Gli zanni, o servi, erano due personaggi della commedia dell’arte che, seppur in numerose varianti, presentavano caratteri simili nelle diverse compagnie in cui venivano interpretati.

Il primo zanni era furbo, intrigante, motore dell’azione; il secondo zanni, «rozzo e sempliciotto, con i suoi scherzi […] interrompeva l’azione e scatenava la comicità». Un duo comico che da lontano (ma non troppo) ricorda il rapporto tra il clown bianco e l’augusto del circo ottocentesco. Tra gli zanni più popolari troviamo la maschera di Arlecchino, il quale «incarnava un misto di furberia e stupidità, era un consumato acrobata e ballerino ed in genere era al centro di ogni intrigo». Noto anche come Truffaldino e Trivellino, subì dei cambiamenti anche nel costume, passando dalle toppe di cenci alla combinazione di losanghe rosse, blu e verdi con cui lo identifichiamo oggi.

The fools

Personaggi di bassa estrazione sociale, intriganti e inclini a lazzi e angherie di ogni tipo erano i fool delle opere di Shakespeare, una trasposizione teatrale dei giullari e dei buffoni di corte, definiti spesso “clown scespiriani” in riferimento alla loro umile origine e al costume di foggia contadina.

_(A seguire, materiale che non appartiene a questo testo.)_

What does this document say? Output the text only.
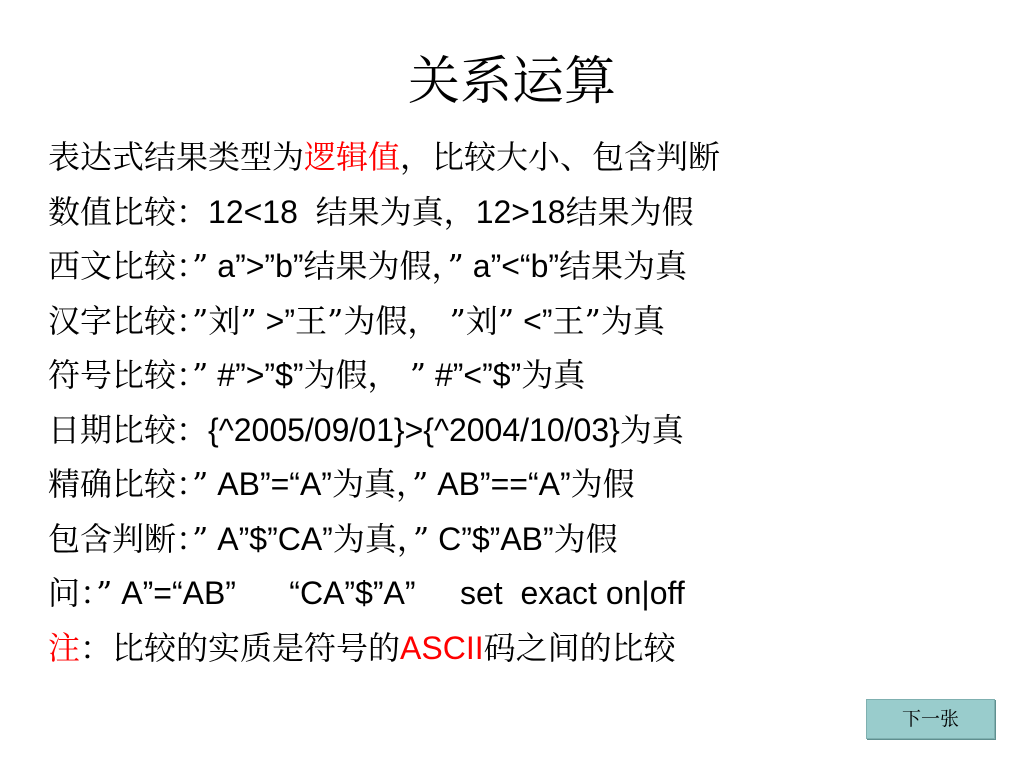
关系运算
表达式结果类型为逻辑值，比较大小、包含判断
数值比较：12<18  结果为真，12>18结果为假
西文比较：” a”>”b”结果为假，” a”<“b”结果为真
汉字比较：”刘” >”王”为假， ”刘” <”王”为真
符号比较：” #”>”$”为假， ” #”<”$”为真
日期比较：{^2005/09/01}>{^2004/10/03}为真
精确比较：” AB”=“A”为真，” AB”==“A”为假
包含判断：” A”$”CA”为真，” C”$”AB”为假
问：” A”=“AB”      “CA”$”A”     set  exact on|off
注：比较的实质是符号的ASCII码之间的比较
下一张
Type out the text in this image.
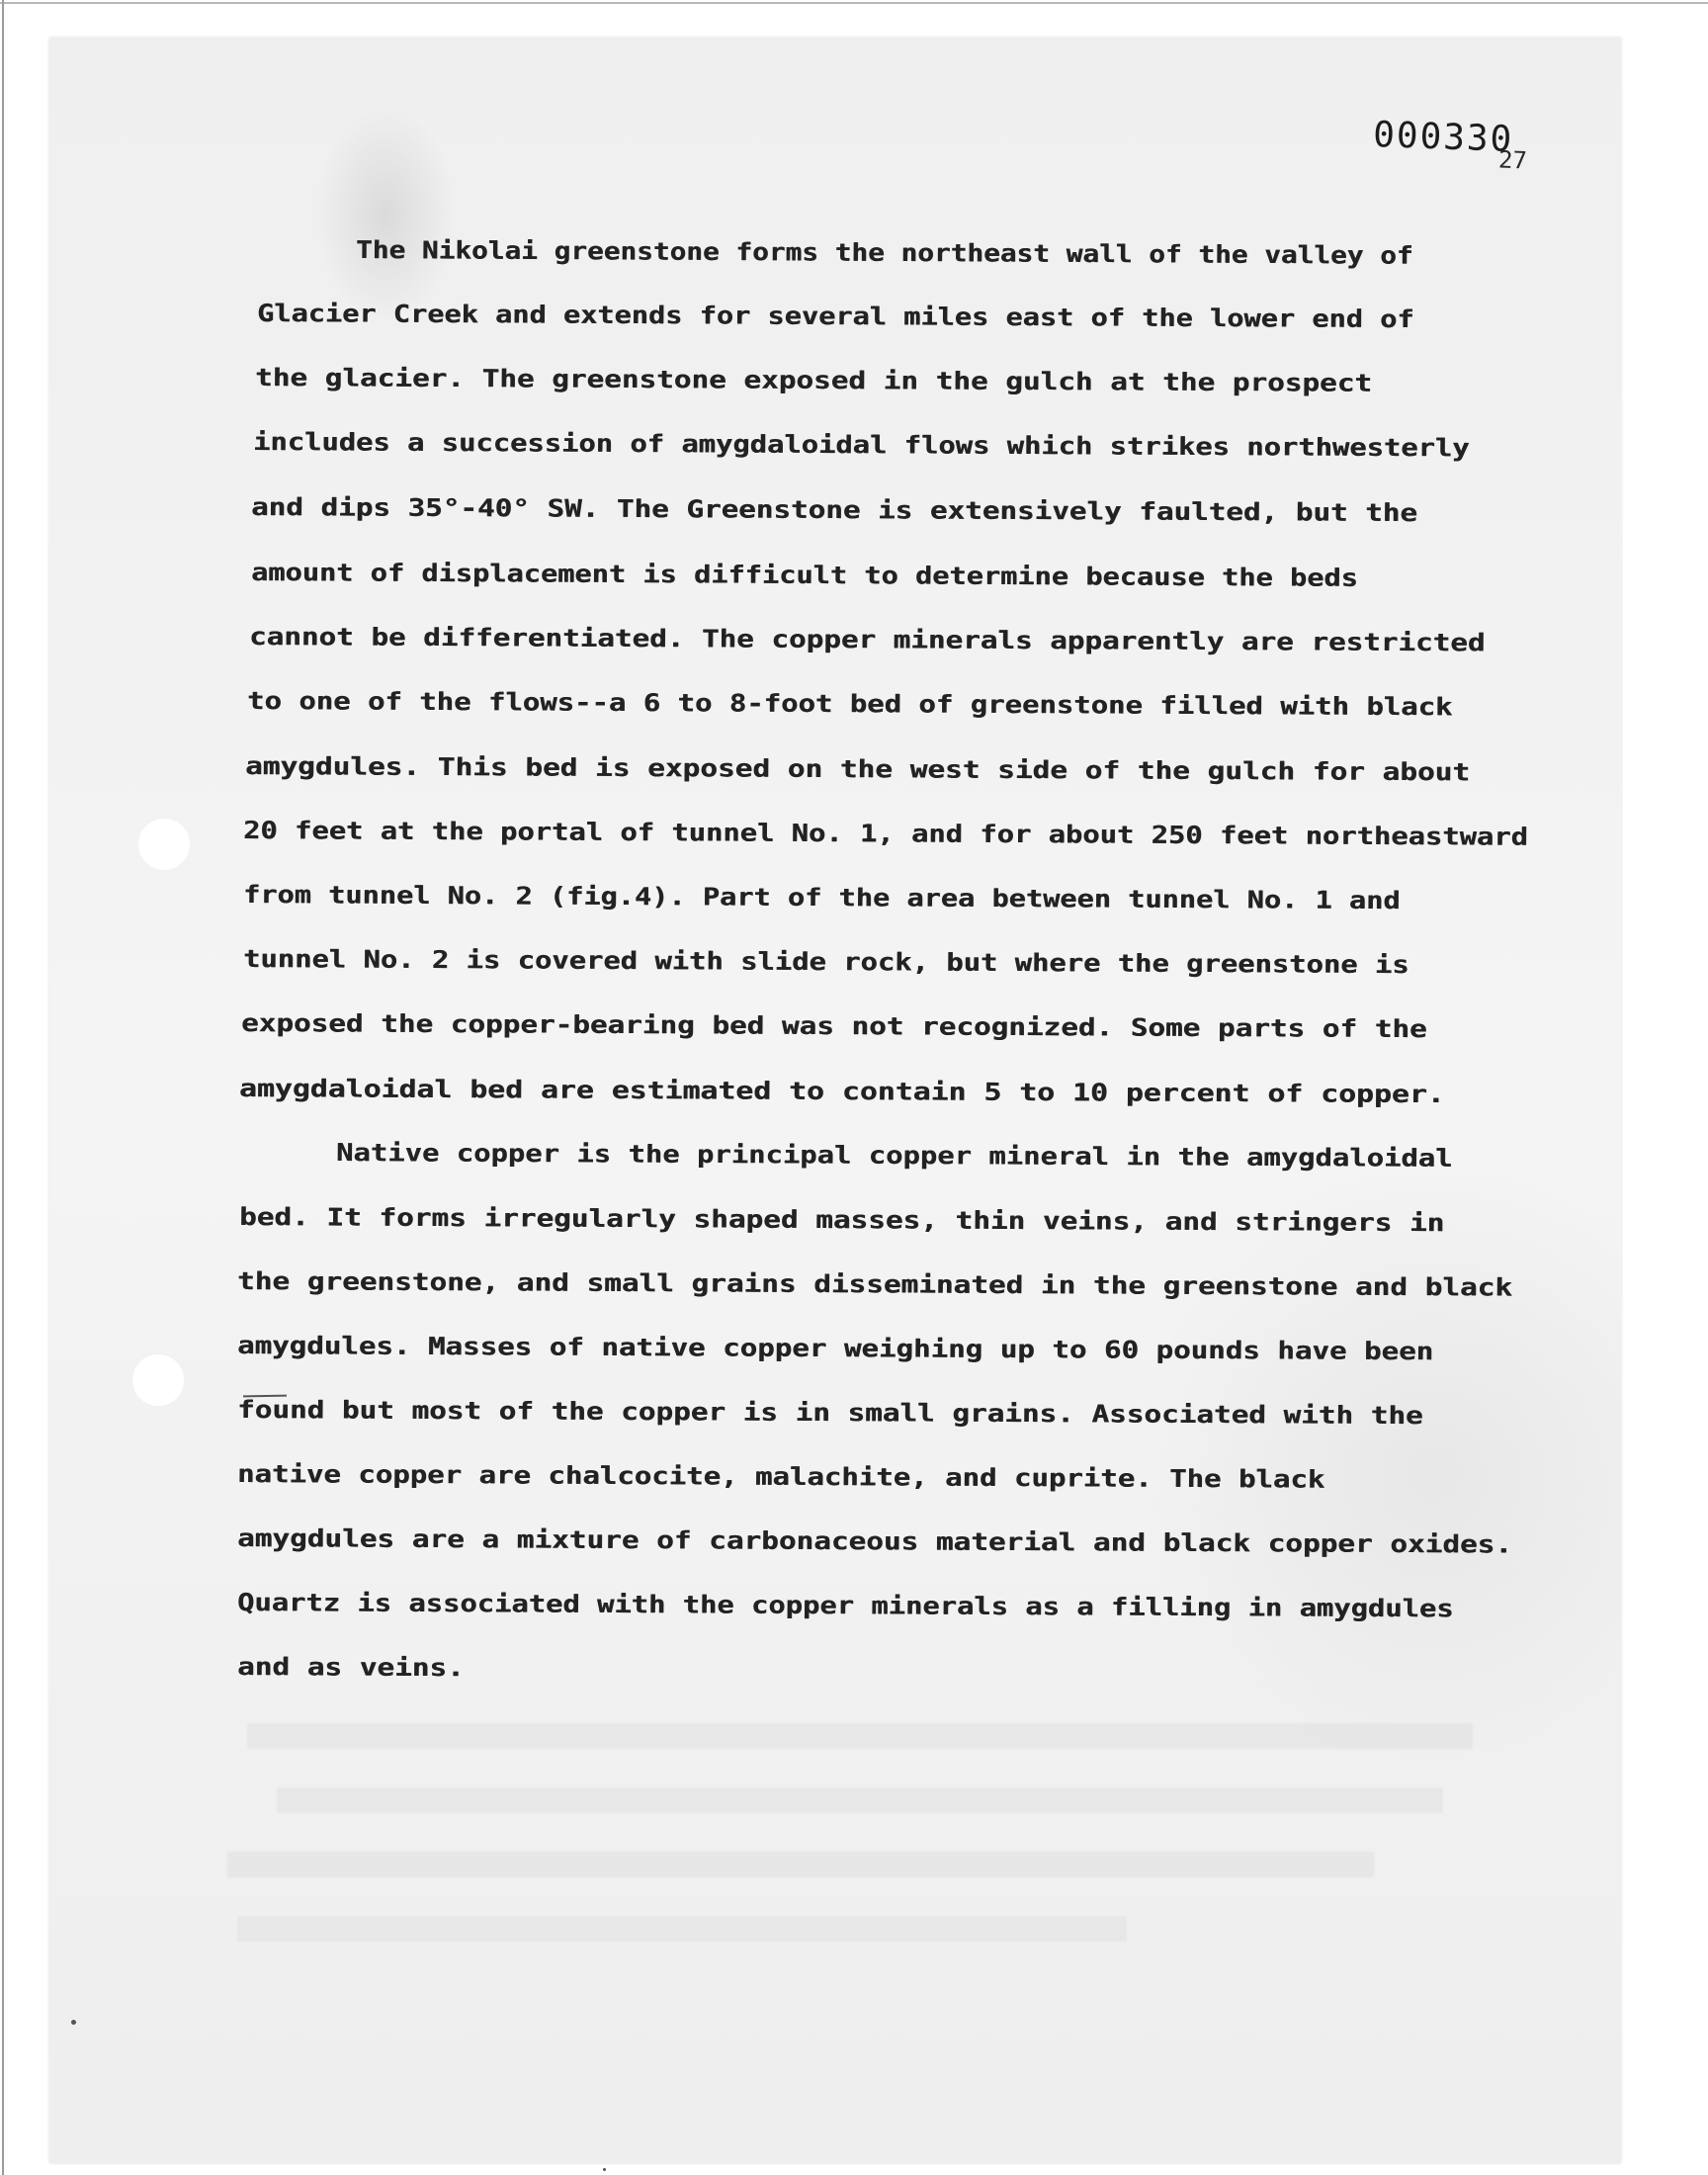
000330
27
The Nikolai greenstone forms the northeast wall of the valley of
Glacier Creek and extends for several miles east of the lower end of
the glacier. The greenstone exposed in the gulch at the prospect
includes a succession of amygdaloidal flows which strikes northwesterly
and dips 35°-40° SW. The Greenstone is extensively faulted, but the
amount of displacement is difficult to determine because the beds
cannot be differentiated. The copper minerals apparently are restricted
to one of the flows--a 6 to 8-foot bed of greenstone filled with black
amygdules. This bed is exposed on the west side of the gulch for about
20 feet at the portal of tunnel No. 1, and for about 250 feet northeastward
from tunnel No. 2 (fig.4). Part of the area between tunnel No. 1 and
tunnel No. 2 is covered with slide rock, but where the greenstone is
exposed the copper-bearing bed was not recognized. Some parts of the
amygdaloidal bed are estimated to contain 5 to 10 percent of copper.
Native copper is the principal copper mineral in the amygdaloidal
bed. It forms irregularly shaped masses, thin veins, and stringers in
the greenstone, and small grains disseminated in the greenstone and black
amygdules. Masses of native copper weighing up to 60 pounds have been
found but most of the copper is in small grains. Associated with the
native copper are chalcocite, malachite, and cuprite. The black
amygdules are a mixture of carbonaceous material and black copper oxides.
Quartz is associated with the copper minerals as a filling in amygdules
and as veins.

Il culmine del successo della commedia dell’arte, secondo quanto riporta Brockett, si incontra tra la metà del sedicesimo e metà del diciassettesimo secolo, per poi trascinarsi fino alla seconda metà del XIX, quando ormai aveva perso di interesse e di prestigio. Nonostante ciò, fu molto apprezzata in molti paesi europei, tra cui Inghilterra, Francia e Germania dove influenzò attori e scrittori locali e dove, non a caso, i pagliacci muoveranno i loro primi passi sulle piste del circo.